Sul futuro dell’attività non si sbilancia. In 26 anni ne ha viste tante. Tre anni fa, una delle più cruenti rapine che Brindisi ricordi. La picchiarono, finì in ospedale. Poi, ieri, il colpo da centinaia di migliaia di euro. Il futuro, un’incognita: “Non sto pensando a niente in questo momento. Penso solo a capire bene quello che è successo e raccogliere le forze per riordinare le idee. Poi si vedrà”.

Maggiori certezze Giuseppine Flores le ha in merito alla dinamica: “Hanno avuto il temo di fare quello che volevano. Sono sicura che c’è qualche talpa, qualcuno che conosce bene questo negozio, che conosceva bene i movimenti nostri”.

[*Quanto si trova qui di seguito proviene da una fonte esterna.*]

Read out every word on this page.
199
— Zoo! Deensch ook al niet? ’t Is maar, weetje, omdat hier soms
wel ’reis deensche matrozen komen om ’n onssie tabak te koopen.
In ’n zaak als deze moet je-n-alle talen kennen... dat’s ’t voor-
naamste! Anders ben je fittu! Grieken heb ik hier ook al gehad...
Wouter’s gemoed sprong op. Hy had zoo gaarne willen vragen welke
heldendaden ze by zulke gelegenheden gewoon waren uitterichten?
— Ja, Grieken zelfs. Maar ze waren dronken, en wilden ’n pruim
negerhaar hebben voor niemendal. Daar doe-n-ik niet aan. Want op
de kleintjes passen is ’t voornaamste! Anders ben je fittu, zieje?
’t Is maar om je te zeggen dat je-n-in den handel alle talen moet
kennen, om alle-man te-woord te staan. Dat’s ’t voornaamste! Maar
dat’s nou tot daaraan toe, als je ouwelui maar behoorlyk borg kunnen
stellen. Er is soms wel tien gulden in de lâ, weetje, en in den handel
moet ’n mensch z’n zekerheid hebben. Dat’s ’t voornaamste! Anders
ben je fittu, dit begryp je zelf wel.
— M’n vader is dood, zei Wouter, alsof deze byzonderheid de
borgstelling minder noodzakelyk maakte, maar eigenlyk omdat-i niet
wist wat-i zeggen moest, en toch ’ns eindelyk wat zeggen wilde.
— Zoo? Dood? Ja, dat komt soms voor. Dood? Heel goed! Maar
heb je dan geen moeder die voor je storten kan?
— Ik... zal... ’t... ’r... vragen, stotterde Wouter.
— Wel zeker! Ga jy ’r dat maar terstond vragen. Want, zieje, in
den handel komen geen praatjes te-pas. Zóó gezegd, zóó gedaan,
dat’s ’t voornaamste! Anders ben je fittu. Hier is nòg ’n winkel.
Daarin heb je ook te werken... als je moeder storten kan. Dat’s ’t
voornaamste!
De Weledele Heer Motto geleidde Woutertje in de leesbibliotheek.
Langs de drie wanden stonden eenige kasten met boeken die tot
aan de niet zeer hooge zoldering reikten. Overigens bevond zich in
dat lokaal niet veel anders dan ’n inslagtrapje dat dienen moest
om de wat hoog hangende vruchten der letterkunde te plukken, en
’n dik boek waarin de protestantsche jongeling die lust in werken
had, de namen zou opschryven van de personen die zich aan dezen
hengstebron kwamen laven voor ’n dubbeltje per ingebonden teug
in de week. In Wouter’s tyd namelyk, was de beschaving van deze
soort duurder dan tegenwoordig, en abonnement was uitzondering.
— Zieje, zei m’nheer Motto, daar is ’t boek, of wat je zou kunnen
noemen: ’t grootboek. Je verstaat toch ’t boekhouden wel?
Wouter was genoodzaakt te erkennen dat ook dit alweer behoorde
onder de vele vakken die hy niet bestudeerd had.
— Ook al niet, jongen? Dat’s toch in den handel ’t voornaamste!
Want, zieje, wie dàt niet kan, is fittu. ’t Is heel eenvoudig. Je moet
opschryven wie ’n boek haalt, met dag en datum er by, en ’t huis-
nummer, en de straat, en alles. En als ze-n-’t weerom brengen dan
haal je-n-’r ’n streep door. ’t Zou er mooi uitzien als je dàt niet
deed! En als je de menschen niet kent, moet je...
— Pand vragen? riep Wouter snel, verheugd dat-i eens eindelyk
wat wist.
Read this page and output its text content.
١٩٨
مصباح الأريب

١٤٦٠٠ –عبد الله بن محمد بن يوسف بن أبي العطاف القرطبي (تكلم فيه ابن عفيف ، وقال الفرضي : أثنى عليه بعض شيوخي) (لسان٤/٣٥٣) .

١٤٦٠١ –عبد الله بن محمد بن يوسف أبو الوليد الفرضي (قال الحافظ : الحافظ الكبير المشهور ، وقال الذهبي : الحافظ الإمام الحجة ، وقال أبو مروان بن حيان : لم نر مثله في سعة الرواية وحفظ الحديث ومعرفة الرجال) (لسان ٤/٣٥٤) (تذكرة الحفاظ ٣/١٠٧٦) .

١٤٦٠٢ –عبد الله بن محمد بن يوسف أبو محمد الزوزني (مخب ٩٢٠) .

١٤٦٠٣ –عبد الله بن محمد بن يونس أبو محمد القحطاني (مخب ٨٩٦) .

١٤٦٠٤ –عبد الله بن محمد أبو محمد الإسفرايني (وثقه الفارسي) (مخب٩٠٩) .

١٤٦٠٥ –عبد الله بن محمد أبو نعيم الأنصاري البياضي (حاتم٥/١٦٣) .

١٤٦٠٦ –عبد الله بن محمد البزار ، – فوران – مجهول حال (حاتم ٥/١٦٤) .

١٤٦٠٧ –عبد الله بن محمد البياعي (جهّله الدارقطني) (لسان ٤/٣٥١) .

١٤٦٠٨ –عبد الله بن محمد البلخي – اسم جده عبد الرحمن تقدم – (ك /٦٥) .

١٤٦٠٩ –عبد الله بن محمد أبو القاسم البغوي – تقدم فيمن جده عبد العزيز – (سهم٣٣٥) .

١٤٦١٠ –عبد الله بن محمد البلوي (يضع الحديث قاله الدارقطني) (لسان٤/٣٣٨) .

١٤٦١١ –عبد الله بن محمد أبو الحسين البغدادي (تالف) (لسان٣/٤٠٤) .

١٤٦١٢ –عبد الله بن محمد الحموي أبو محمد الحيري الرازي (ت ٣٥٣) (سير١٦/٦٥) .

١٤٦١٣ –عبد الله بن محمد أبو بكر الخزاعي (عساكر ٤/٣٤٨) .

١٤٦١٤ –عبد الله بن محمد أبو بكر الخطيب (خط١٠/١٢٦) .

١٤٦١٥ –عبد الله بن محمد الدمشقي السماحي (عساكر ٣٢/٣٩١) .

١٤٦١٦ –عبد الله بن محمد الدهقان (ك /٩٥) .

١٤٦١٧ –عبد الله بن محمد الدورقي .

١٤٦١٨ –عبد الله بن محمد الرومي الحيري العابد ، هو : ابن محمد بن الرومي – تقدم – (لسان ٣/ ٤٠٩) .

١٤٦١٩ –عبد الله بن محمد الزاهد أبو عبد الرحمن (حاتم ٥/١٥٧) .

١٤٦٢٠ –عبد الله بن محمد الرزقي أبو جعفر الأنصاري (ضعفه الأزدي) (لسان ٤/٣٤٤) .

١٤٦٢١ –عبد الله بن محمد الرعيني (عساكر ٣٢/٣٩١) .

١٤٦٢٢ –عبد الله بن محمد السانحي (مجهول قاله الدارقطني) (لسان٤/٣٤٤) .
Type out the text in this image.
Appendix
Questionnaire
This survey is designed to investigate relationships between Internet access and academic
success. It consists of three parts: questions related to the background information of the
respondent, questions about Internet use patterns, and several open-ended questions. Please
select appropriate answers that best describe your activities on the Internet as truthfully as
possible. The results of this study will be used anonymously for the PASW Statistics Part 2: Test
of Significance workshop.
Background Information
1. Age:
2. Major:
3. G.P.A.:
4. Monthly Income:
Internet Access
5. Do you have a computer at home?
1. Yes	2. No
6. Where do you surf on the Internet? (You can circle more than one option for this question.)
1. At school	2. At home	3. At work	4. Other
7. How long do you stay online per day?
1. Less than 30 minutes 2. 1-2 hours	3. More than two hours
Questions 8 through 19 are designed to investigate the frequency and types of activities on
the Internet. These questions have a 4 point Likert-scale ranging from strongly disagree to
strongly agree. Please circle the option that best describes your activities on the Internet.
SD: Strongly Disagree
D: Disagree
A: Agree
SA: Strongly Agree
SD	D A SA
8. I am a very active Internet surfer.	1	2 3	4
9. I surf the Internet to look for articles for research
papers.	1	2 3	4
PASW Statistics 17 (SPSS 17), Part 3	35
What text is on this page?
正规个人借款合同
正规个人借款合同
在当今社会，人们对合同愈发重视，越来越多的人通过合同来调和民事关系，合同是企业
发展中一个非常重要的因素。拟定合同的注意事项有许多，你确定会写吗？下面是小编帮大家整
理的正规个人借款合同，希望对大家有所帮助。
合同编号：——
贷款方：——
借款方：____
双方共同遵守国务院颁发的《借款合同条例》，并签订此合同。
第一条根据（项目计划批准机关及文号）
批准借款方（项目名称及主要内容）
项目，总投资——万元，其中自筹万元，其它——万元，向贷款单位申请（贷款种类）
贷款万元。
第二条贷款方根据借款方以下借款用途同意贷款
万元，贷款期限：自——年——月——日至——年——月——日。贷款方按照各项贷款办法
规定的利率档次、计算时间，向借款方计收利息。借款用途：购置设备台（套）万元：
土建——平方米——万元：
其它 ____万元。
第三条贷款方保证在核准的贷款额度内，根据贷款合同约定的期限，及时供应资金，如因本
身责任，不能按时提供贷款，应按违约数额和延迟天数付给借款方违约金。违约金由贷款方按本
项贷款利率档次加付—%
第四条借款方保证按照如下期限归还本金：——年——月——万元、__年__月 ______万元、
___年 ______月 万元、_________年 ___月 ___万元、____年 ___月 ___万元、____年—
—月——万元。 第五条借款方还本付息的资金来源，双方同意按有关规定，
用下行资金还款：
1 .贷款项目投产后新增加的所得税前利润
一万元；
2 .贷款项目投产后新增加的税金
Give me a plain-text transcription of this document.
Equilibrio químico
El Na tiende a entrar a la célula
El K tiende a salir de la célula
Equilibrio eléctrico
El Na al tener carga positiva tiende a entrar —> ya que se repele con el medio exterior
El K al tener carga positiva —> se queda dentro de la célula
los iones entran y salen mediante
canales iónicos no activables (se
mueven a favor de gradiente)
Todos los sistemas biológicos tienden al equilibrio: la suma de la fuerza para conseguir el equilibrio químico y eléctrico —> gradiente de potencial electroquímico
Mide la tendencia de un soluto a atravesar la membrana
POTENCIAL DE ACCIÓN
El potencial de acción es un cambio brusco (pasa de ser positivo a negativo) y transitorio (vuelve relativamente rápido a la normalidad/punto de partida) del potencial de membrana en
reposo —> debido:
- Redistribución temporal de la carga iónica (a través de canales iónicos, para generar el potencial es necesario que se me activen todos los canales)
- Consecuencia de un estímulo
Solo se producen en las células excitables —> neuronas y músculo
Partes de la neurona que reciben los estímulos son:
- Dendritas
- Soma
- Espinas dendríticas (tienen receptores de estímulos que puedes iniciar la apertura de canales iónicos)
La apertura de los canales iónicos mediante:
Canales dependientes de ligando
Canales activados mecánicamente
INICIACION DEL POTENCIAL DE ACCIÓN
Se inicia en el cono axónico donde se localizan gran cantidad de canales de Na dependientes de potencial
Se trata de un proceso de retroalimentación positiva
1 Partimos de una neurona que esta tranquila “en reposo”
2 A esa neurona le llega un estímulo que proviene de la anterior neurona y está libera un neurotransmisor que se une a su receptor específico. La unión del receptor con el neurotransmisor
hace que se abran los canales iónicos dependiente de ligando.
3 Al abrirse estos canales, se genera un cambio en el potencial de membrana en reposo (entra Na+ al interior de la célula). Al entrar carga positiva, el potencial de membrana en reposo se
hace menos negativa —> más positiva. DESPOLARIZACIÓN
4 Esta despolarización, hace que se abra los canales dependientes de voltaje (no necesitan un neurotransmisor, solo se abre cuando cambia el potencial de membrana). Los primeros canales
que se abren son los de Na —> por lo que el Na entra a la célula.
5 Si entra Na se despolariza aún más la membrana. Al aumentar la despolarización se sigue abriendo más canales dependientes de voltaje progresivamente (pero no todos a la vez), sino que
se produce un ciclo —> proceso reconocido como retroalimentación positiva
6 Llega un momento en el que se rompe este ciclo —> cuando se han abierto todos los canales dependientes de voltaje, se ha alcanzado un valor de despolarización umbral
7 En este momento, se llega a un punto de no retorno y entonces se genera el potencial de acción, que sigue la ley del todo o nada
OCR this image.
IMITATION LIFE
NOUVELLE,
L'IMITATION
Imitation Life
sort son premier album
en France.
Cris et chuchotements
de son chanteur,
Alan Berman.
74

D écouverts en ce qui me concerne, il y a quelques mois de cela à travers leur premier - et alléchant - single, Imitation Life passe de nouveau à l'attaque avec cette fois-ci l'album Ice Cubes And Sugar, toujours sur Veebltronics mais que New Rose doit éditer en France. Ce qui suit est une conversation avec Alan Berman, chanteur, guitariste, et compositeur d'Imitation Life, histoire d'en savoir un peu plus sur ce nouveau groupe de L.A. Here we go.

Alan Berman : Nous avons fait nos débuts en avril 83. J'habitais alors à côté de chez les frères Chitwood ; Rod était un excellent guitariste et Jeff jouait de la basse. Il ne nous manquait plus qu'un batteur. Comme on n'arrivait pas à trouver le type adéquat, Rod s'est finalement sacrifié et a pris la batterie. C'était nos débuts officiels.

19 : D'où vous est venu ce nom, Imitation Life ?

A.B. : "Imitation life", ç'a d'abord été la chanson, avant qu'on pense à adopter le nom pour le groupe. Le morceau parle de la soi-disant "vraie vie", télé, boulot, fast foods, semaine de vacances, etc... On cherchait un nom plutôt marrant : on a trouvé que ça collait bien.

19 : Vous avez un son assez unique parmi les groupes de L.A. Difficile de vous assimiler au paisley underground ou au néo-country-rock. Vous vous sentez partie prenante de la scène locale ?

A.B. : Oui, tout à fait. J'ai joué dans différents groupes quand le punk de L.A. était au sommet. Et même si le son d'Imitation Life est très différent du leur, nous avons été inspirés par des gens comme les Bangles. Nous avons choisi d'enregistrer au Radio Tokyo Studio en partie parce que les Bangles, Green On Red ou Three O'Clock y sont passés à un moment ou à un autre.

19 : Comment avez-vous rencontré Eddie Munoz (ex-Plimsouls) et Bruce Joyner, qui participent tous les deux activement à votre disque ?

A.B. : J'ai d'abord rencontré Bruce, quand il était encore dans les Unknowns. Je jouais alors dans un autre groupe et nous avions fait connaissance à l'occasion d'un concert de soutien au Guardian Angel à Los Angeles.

Il dubbio d’essere stata tradita, oltre alla certezza d’essere stata derubata del suo lavoro, dei suoi anni. Un dolore meno acuto delle botte ricevute tre anni fa, ma più atroce, perché svuota da dentro: “Questo episodio è diverso rispetto agli altri. Nell’ultima rapina mi hanno colpita fisicamente, e ho sofferto soprattutto da quel punto di vista. Questa volta mi hanno invece svuotata dentro. Mi sento demolita e stanca. Mi hanno rubato economicamente e materialmente quello che in questi anni ho costruito per riprendermi. Ho lavorato con fatica intanto per pagare i fornitori. Ero arrivata finalmente al punto di potermi dire più serena, e ora mi è arrivato questo sasso in testa. E ora rifletto, mi chiedo perché continuare a lavorare se poi devono mangiare gli altri”.

“Quando mi hanno chiamata dalla Sveviapol – rivela la commerciante – per dirmi che mancava il collegamento, chissà perché mi sentivo tranquilla. Dopo la rapina che ho subito, pensare a un furto mi sembrava una cosa eccessiva. Io mi sono sempre sentita in una botte di ferro qui dentro. E non pensavo che sarebbero mai più tornati a colpire questa attività. Credevo a un guasto tecnico. Oggi mi sento a pezzi. Non nemmeno se riaprire. Non so più che fare”.